All of this takes on an even more twisted element when we look at how rape victims are treated in this culture.  Girls and women who come forward with complaints of sexual assault are viewed first in terms of what they must have done to invite the sexual assault.  Where were you?  What were you wearing?  Were you drunk?  Using drugs?  Why are you making these accusations?  Men and teenage boys are too often excused for rape, especially if they have some status in the community and/or if their victims can be shown to be (or it can be implied that they are) less-than-perfectly-pure in every way.
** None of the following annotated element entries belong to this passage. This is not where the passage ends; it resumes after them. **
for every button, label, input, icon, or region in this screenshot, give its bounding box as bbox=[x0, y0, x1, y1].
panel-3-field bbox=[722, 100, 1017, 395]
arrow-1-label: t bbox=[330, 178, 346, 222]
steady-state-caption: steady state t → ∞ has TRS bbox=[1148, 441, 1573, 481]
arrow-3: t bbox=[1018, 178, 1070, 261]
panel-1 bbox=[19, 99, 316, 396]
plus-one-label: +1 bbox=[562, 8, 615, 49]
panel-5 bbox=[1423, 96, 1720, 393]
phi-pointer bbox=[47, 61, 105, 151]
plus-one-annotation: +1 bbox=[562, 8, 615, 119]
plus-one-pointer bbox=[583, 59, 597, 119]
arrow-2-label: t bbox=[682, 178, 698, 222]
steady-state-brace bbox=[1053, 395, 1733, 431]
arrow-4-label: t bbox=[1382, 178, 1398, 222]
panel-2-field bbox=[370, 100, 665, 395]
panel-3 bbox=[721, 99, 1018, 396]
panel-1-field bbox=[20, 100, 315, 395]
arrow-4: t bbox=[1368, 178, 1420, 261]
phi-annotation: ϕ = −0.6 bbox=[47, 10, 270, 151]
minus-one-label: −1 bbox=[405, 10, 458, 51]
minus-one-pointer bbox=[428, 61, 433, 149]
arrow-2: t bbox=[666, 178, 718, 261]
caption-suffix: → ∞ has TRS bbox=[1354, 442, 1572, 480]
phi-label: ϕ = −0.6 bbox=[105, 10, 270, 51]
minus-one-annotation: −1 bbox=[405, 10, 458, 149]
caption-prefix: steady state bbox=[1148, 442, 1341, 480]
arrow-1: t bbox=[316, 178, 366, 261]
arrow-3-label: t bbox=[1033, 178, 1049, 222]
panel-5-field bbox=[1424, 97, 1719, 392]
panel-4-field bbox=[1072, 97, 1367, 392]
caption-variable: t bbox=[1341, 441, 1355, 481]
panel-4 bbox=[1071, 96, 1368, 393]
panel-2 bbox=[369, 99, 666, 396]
The whole “get my daughter home on time or I’ll shoot you” (read: you are not to have sex with my daughter or I’ll kill you) idea plays on the idea that boys/men are incapable of controlling themselves sexually when they have time alone with a girl/woman.  It plays on the idea that girls/women are not to be trusted with their own sexuality or sexual decisions.  Worst of all, perhaps, it plays into adolescent revenge fantasies where girls/women are perpetually the victims or prizes in contests between men–that girls’/women’s chastity counts, but girls/women don’t.

Men in our culture (myself included) are not generally taught how to engage their emotions in productive ways, but to channel everything into problem solving, feelings-dodging, and violence.  It is in this context that we tell our daughter’s boyfriends that we’ll shoot them if they “come home late.”  It is also in this context where we connect violence and sex on numerous levels.

If we as men think of teenage boys as little more than rape machines with faulty safety mechanisms, or worse yet, think that we were rape machines as teenagers, then we excuse the worst of male behaviors as nothing more than biology—hormones acting out the only way they can express themselves—violently.  And that’s simply not true.  It is not only as teenagers that people have powerful sexual urges, or multiple forms of confusion and angst over various aspects of sexuality and relationships; and it is never acceptable for those urges to be translated into violence.  It is as teenagers that we should really be learning how to navigate relationships in a positive fashion.  It is as adults that we should guide teenagers—and that means mentoring our daughter’s boyfriends, not threatening to kill them.

I would much rather welcome my daughter’s boyfriend into the family and make him feel comfortable than to threaten him.  But then again, I don’t imagine my daughter coming home with somebody who I would feel threatened by—someone I would feel the need to engage in a pissing contest.  This is not to say that I feel my daughter is immune to sexual assault, or even bad decisions in choosing guys to hang out with.  It is to say that I do what I can to convey my trust in her, but more importantly, to let her know to trust herself as a whole person.